My first venture, co-building an AIML lifecycle assessment (LCA) tool, imploded despite brilliant technical minds. We had prioritised “hi-tech, low-touch” over humanity. Egos clashed, motivations misaligned, and trust evaporated.
We mastered technology but failed at the fundamentals:
- Transactional dynamics replacing shared purpose
- Broken communication despite “smart” people
- Task obsession that dissolved team cohesion
The cost? My well-being, relationships, and ultimately, the venture itself.
The mind-shift that changed everything
That failure forced brutal honesty. I realised: “Hard skills are overrated. Soft skills build businesses.”
In my next venture (a green-economy investment platform), we flipped the script:
- Hired for Ikigai, not Just IQ: We prioritised collaborators who shared our purpose – not just technical virtuosos. I specifically reinforced empathy in data interpretation.
- Designed for trust, not transactions: We instituted rituals like weekly vulnerability check-ins and co-created values. We instituted “No-Meeting Wednesdays” for deep work.
- Measured humanity metrics: Team health (anonymous pulse surveys) became as tracked as KPIs. Burnout prevention wasn’t soft – it was strategic.
Also Read: Building a more human and engaged workforce in the age of AI
The unfinished journey
The corporate safety net is gone, but the freedom is worth it. I have learned to chase impact sustainably – protecting my mornings for family, outsourcing non-core tasks, and saying “no” to hustle theatrics.
Though I have since pivoted from the earlier failed venture, the lessons stick:
- Tech enables, but people build. GenAI won’t fix broken trust.
- Alignment > acceleration. A team rowing together beats solo sprinters.
- Ambition needs humanity as its compass.Whether you’re reinventing yourself post-corporate life or building a startup: “Don’t let ‘hard skills’ blind you to the soft infrastructure that makes teams thrive.”

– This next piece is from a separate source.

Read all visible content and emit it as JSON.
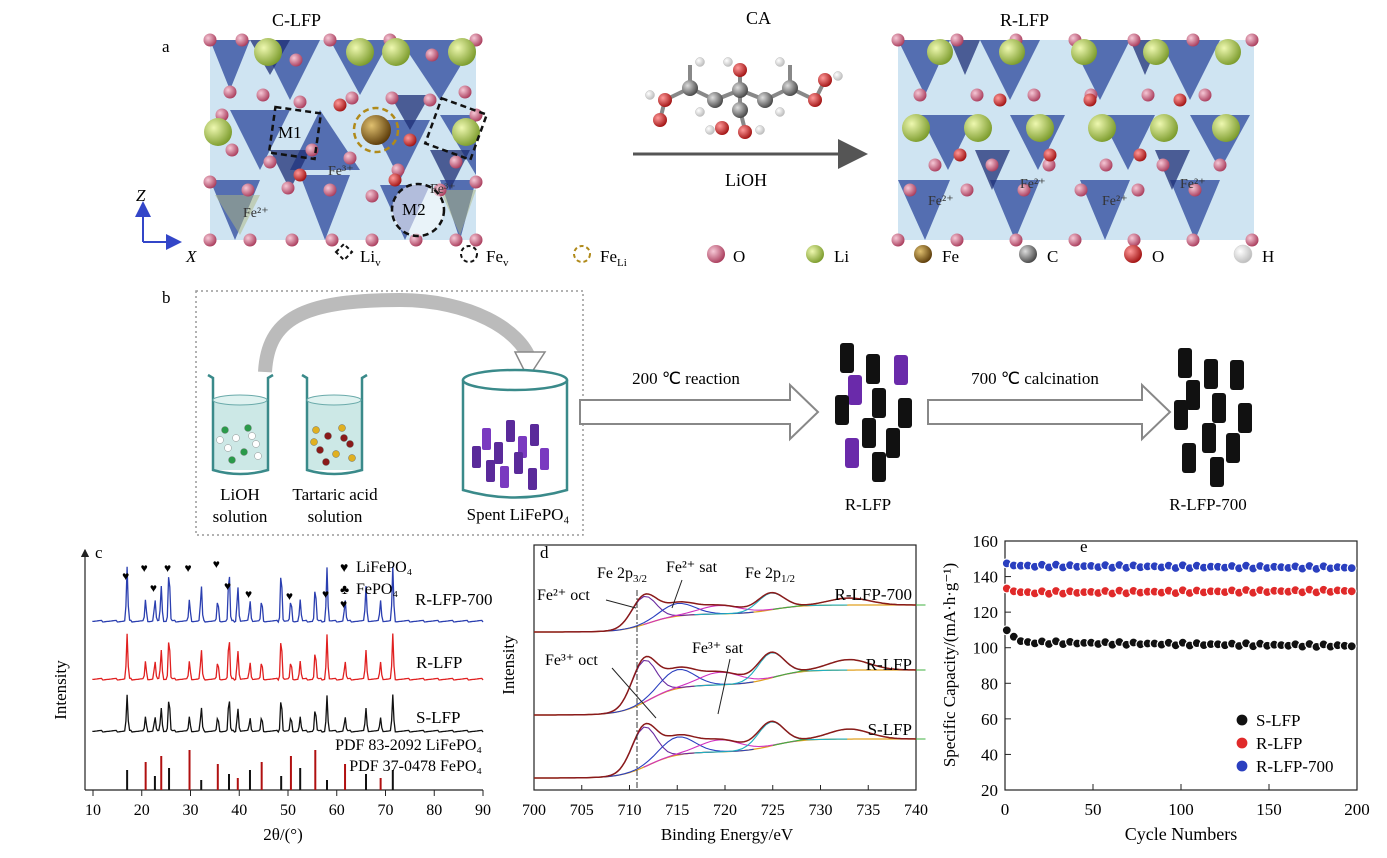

Bridge to present: Human-centric tech in the Age of AI
Today, as GenAI and agentic agents dominate headlines, my approach is starkly different from my early “hi-tech, low-touch” misstep. The allure of “sexy tech” has not faded but my North Star has regained more prominence. AI is a tool, not a torchbearer. It must serve human purpose, not eclipse it.
In my current work, this means:
- Using AI to amplify—not automate—judgment: We deploy tools to handle data-crunching (like market trends or ESG metrics), freeing our team for what truly matters: interpreting insights through empathy, contextual wisdom, and ethical discernment.

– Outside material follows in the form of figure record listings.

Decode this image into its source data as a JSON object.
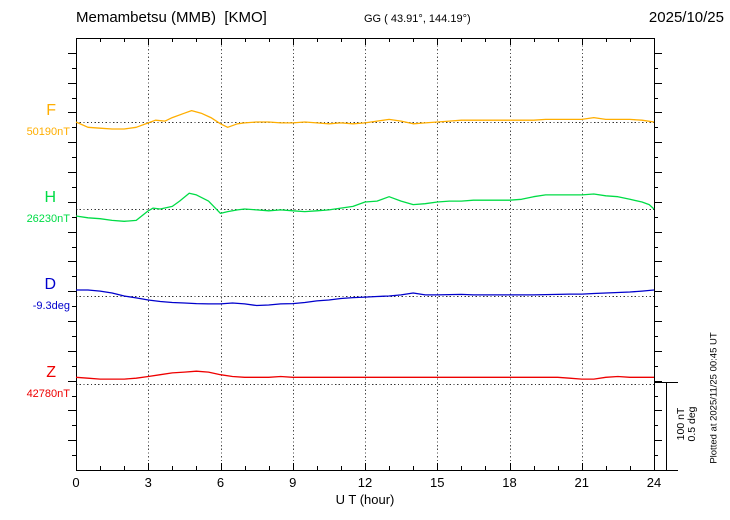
{
  "header": {
    "title": "Memambetsu (MMB)  [KMO]",
    "coords": "GG ( 43.91°, 144.19°)",
    "date": "2025/10/25"
  },
  "scale_bar": {
    "nt_label": "100 nT",
    "deg_label": "0.5 deg"
  },
  "footer": {
    "plotted_at": "Plotted at 2025/11/25 00:45 UT"
  },
  "chart_data": {
    "type": "line",
    "title": "Memambetsu (MMB) [KMO] magnetogram",
    "xlabel": "U T (hour)",
    "x_range": [
      0,
      24
    ],
    "x_tick_labels": [
      "0",
      "3",
      "6",
      "9",
      "12",
      "15",
      "18",
      "21",
      "24"
    ],
    "x_tick_hours": [
      0,
      3,
      6,
      9,
      12,
      15,
      18,
      21,
      24
    ],
    "grid_hours": [
      3,
      6,
      9,
      12,
      15,
      18,
      21
    ],
    "grid": true,
    "scale": {
      "nT_per_bar": 100,
      "deg_per_bar": 0.5
    },
    "series": [
      {
        "name": "F",
        "unit": "nT",
        "ref": 50190,
        "ref_label": "50190nT",
        "color": "#FFAE00",
        "points": [
          [
            0,
            50190
          ],
          [
            0.5,
            50184
          ],
          [
            1,
            50183
          ],
          [
            1.5,
            50182
          ],
          [
            2,
            50182
          ],
          [
            2.5,
            50184
          ],
          [
            3,
            50189
          ],
          [
            3.3,
            50192
          ],
          [
            3.7,
            50191
          ],
          [
            4,
            50195
          ],
          [
            4.5,
            50200
          ],
          [
            4.8,
            50203
          ],
          [
            5.2,
            50200
          ],
          [
            5.6,
            50195
          ],
          [
            6,
            50188
          ],
          [
            6.3,
            50184
          ],
          [
            6.7,
            50188
          ],
          [
            7,
            50189
          ],
          [
            7.5,
            50190
          ],
          [
            8,
            50190
          ],
          [
            8.5,
            50189
          ],
          [
            9,
            50189
          ],
          [
            9.5,
            50190
          ],
          [
            10,
            50189
          ],
          [
            10.5,
            50188
          ],
          [
            11,
            50189
          ],
          [
            11.5,
            50188
          ],
          [
            12,
            50189
          ],
          [
            12.5,
            50191
          ],
          [
            13,
            50193
          ],
          [
            13.5,
            50191
          ],
          [
            14,
            50188
          ],
          [
            14.5,
            50189
          ],
          [
            15,
            50190
          ],
          [
            15.5,
            50191
          ],
          [
            16,
            50192
          ],
          [
            17,
            50192
          ],
          [
            18,
            50192
          ],
          [
            19,
            50192
          ],
          [
            19.5,
            50193
          ],
          [
            20,
            50193
          ],
          [
            21,
            50193
          ],
          [
            21.5,
            50195
          ],
          [
            22,
            50193
          ],
          [
            23,
            50193
          ],
          [
            23.5,
            50192
          ],
          [
            24,
            50190
          ]
        ]
      },
      {
        "name": "H",
        "unit": "nT",
        "ref": 26230,
        "ref_label": "26230nT",
        "color": "#00DC46",
        "points": [
          [
            0,
            26222
          ],
          [
            0.5,
            26220
          ],
          [
            1,
            26219
          ],
          [
            1.5,
            26217
          ],
          [
            2,
            26216
          ],
          [
            2.5,
            26217
          ],
          [
            3,
            26228
          ],
          [
            3.2,
            26231
          ],
          [
            3.5,
            26230
          ],
          [
            4,
            26233
          ],
          [
            4.3,
            26239
          ],
          [
            4.7,
            26248
          ],
          [
            5,
            26246
          ],
          [
            5.5,
            26239
          ],
          [
            6,
            26225
          ],
          [
            6.3,
            26227
          ],
          [
            6.7,
            26229
          ],
          [
            7,
            26230
          ],
          [
            7.5,
            26229
          ],
          [
            8,
            26228
          ],
          [
            8.5,
            26229
          ],
          [
            9,
            26228
          ],
          [
            9.5,
            26227
          ],
          [
            10,
            26228
          ],
          [
            10.5,
            26229
          ],
          [
            11,
            26231
          ],
          [
            11.5,
            26233
          ],
          [
            12,
            26238
          ],
          [
            12.5,
            26239
          ],
          [
            13,
            26244
          ],
          [
            13.5,
            26239
          ],
          [
            14,
            26235
          ],
          [
            14.5,
            26236
          ],
          [
            15,
            26238
          ],
          [
            15.5,
            26239
          ],
          [
            16,
            26239
          ],
          [
            16.5,
            26240
          ],
          [
            17,
            26240
          ],
          [
            18,
            26240
          ],
          [
            18.5,
            26241
          ],
          [
            19,
            26244
          ],
          [
            19.5,
            26246
          ],
          [
            20,
            26246
          ],
          [
            21,
            26246
          ],
          [
            21.5,
            26247
          ],
          [
            22,
            26245
          ],
          [
            22.5,
            26244
          ],
          [
            23,
            26241
          ],
          [
            23.5,
            26238
          ],
          [
            23.8,
            26235
          ],
          [
            24,
            26230
          ]
        ]
      },
      {
        "name": "D",
        "unit": "deg",
        "ref": -9.3,
        "ref_label": "-9.3deg",
        "color": "#0000CC",
        "points": [
          [
            0,
            -9.266
          ],
          [
            0.5,
            -9.266
          ],
          [
            1,
            -9.272
          ],
          [
            1.5,
            -9.283
          ],
          [
            2,
            -9.3
          ],
          [
            2.5,
            -9.311
          ],
          [
            3,
            -9.323
          ],
          [
            3.5,
            -9.331
          ],
          [
            4,
            -9.337
          ],
          [
            4.5,
            -9.34
          ],
          [
            5,
            -9.343
          ],
          [
            5.5,
            -9.345
          ],
          [
            6,
            -9.345
          ],
          [
            6.5,
            -9.34
          ],
          [
            7,
            -9.345
          ],
          [
            7.5,
            -9.354
          ],
          [
            8,
            -9.351
          ],
          [
            8.5,
            -9.345
          ],
          [
            9,
            -9.343
          ],
          [
            9.5,
            -9.337
          ],
          [
            10,
            -9.328
          ],
          [
            10.5,
            -9.323
          ],
          [
            11,
            -9.314
          ],
          [
            11.5,
            -9.309
          ],
          [
            12,
            -9.306
          ],
          [
            12.5,
            -9.303
          ],
          [
            13,
            -9.3
          ],
          [
            13.5,
            -9.294
          ],
          [
            14,
            -9.283
          ],
          [
            14.5,
            -9.294
          ],
          [
            15,
            -9.294
          ],
          [
            16,
            -9.291
          ],
          [
            16.5,
            -9.294
          ],
          [
            17,
            -9.294
          ],
          [
            18,
            -9.294
          ],
          [
            19,
            -9.294
          ],
          [
            20,
            -9.291
          ],
          [
            20.5,
            -9.289
          ],
          [
            21,
            -9.289
          ],
          [
            21.5,
            -9.286
          ],
          [
            22,
            -9.283
          ],
          [
            22.5,
            -9.28
          ],
          [
            23,
            -9.277
          ],
          [
            23.5,
            -9.272
          ],
          [
            24,
            -9.266
          ]
        ]
      },
      {
        "name": "Z",
        "unit": "nT",
        "ref": 42780,
        "ref_label": "42780nT",
        "color": "#EE0000",
        "points": [
          [
            0,
            42787
          ],
          [
            0.5,
            42786
          ],
          [
            1,
            42785
          ],
          [
            1.5,
            42785
          ],
          [
            2,
            42785
          ],
          [
            2.5,
            42786
          ],
          [
            3,
            42788
          ],
          [
            3.5,
            42790
          ],
          [
            4,
            42792
          ],
          [
            4.5,
            42793
          ],
          [
            5,
            42794
          ],
          [
            5.5,
            42793
          ],
          [
            6,
            42790
          ],
          [
            6.5,
            42788
          ],
          [
            7,
            42787
          ],
          [
            7.5,
            42787
          ],
          [
            8,
            42787
          ],
          [
            8.5,
            42788
          ],
          [
            9,
            42787
          ],
          [
            9.5,
            42787
          ],
          [
            10,
            42787
          ],
          [
            10.5,
            42787
          ],
          [
            11,
            42787
          ],
          [
            11.5,
            42787
          ],
          [
            12,
            42787
          ],
          [
            13,
            42787
          ],
          [
            14,
            42787
          ],
          [
            15,
            42787
          ],
          [
            16,
            42787
          ],
          [
            17,
            42787
          ],
          [
            18,
            42787
          ],
          [
            19,
            42787
          ],
          [
            20,
            42787
          ],
          [
            20.5,
            42786
          ],
          [
            21,
            42785
          ],
          [
            21.5,
            42785
          ],
          [
            22,
            42787
          ],
          [
            22.5,
            42788
          ],
          [
            23,
            42787
          ],
          [
            23.5,
            42787
          ],
          [
            24,
            42787
          ]
        ]
      }
    ]
  }
}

- Guarding against digital drift: We actively resist letting tools dictate pace or priorities. “Speed” isn’t king; clarity of purpose is. Every AI integration starts with: “Does this deepen human connection or dilute it?”
- Building ethical guardrails: We co-create protocols ensuring AI enhances transparency (e.g., explaining algorithmic biases) and accountability—never replacing hard conversations or trust-building.
The critical shift? We design around human needs first. Tech follows.
Just as I learned that teams thrive on soft infrastructure, I now see: “Human-centric technology isn’t built with code, it’s built with culture.”
We use AI to remove drudgery, not humanity. To spark collaboration, not replace coffees where real trust ignites. And to extend our impact—not outsource our conscience.